Pourtant, pour beaucoup d’enfants précoces, le parcours scolaire n’est pas un long fleuve tranquille. « Ces enfants ont besoin de mettre du sens dans tout ce qu’ils font et ont besoin d’être motivés. D’ailleurs, beaucoup ont du mal à faire la différence entre le professeur et la matière qu’il enseigne parce que pour eux, l’affect est très important », rappelle Pascale Balenci. Pour Marie-Amélie Garcia, l’école peut être synonyme de déceptions. « Si on compare l’école à une cantine, ces enfants sont vite en dénutrition. En plus, ils peuvent se sentir seul au monde. » En effet, selon les spécialistes, il y aurait un élève précoce par classe et la tendance n’est plus vraiment au regroupement des hauts potentiels.

« Dans le droit fil de l’école inclusive, les élèves intellectuellement précoces comme tous les autres élèves à besoin éducatif particulier doivent être scolarisés dans une classe « ordinaire ». Je pense que c’est une chance pour le collectif parce que ça permet de travailler l’acceptation de la différence. Et puis ce qui est préconisé pour les élèves intellectuellement précoces est souvent très bénéfique pour l’ensemble des élèves », précise Kelly Raieri.
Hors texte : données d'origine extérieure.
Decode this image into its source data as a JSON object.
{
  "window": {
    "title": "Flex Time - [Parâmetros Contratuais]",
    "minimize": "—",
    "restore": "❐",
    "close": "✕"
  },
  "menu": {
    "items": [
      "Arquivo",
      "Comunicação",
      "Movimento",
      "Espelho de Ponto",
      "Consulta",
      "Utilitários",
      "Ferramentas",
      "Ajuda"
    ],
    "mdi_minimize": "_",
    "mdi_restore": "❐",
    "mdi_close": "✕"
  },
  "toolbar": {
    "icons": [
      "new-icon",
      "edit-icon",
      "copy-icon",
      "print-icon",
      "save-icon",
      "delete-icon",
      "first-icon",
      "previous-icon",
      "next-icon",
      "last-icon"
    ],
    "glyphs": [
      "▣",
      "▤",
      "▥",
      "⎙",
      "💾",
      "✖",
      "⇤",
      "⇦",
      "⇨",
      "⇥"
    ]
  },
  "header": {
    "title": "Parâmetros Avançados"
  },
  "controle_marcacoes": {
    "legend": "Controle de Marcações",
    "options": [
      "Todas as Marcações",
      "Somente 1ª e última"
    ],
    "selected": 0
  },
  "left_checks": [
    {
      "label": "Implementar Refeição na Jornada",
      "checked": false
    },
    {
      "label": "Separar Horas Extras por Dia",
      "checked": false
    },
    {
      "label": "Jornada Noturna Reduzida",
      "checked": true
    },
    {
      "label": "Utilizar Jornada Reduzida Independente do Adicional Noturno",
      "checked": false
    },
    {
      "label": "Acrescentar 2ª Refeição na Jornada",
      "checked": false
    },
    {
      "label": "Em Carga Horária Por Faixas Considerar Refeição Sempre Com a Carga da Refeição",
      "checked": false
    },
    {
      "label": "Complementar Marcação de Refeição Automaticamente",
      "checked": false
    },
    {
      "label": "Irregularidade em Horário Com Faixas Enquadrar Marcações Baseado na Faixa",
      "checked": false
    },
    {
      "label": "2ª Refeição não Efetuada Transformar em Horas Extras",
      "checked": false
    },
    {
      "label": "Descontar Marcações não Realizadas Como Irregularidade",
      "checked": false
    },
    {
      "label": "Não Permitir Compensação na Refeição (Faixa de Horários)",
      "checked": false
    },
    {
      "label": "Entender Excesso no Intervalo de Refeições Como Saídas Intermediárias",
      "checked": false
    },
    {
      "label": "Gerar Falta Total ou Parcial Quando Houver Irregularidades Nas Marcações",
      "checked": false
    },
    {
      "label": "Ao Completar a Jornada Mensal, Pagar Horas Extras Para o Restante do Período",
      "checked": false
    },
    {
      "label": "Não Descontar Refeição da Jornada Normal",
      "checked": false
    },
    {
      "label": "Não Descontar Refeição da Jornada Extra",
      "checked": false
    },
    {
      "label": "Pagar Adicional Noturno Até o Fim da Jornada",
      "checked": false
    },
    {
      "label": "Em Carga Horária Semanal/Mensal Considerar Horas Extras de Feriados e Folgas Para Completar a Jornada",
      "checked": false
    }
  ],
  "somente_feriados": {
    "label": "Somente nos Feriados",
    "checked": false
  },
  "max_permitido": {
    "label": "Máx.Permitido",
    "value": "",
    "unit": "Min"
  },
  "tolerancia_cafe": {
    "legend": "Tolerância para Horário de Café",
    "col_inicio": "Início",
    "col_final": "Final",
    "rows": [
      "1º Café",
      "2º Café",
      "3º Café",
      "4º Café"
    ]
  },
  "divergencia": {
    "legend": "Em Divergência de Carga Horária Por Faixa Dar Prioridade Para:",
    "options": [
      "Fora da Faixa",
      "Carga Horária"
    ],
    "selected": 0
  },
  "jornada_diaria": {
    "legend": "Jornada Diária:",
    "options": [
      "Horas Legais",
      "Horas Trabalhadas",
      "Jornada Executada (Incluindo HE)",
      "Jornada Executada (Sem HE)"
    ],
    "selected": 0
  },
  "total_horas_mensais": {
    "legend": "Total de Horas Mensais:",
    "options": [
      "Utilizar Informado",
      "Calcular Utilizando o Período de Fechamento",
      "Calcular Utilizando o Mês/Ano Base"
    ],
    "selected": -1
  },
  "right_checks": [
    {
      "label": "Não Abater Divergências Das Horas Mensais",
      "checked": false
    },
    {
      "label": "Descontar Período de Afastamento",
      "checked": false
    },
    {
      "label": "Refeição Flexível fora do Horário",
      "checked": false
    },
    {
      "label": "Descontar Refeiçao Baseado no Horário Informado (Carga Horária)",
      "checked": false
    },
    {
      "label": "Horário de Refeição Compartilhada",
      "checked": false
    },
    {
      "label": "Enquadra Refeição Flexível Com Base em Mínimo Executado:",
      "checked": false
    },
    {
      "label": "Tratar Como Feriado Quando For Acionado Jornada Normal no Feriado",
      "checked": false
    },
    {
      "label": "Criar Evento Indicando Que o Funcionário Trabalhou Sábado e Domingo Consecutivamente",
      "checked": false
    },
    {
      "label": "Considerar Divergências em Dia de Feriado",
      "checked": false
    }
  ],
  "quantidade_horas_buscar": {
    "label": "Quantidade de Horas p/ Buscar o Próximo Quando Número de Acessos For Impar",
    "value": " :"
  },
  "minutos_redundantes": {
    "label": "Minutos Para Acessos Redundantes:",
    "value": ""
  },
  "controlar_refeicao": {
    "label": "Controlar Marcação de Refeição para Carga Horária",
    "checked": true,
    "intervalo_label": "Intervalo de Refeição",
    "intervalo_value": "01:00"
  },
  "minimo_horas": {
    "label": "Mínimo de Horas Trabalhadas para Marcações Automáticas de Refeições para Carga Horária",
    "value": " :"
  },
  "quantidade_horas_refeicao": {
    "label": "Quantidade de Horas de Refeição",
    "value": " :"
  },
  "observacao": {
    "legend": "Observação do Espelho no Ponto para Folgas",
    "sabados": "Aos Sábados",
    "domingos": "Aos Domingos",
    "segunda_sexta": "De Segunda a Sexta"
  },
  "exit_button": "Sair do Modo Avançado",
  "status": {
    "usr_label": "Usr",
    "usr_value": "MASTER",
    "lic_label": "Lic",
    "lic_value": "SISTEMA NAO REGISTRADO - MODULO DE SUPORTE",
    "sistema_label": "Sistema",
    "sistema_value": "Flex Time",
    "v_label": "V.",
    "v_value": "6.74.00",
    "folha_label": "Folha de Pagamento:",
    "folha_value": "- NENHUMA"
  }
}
Au final, la précocité est-elle un atout ou un handicap pour ces tout jeunes esprits ? Pascale Balenci résume : « Même si au départ elle peut être vécue comme un fardeau, il faut s’en servir comme un cadeau. » Et pour alléger le poids de ce cadeau parfois lourd à porter pour de si jeunes épaules, peut-être que nous, humbles quotients intellectuels moyens, pourrions les regarder moins comme des singes savants que comme des enfants qui certes, n’ont pas fini de nous surprendre.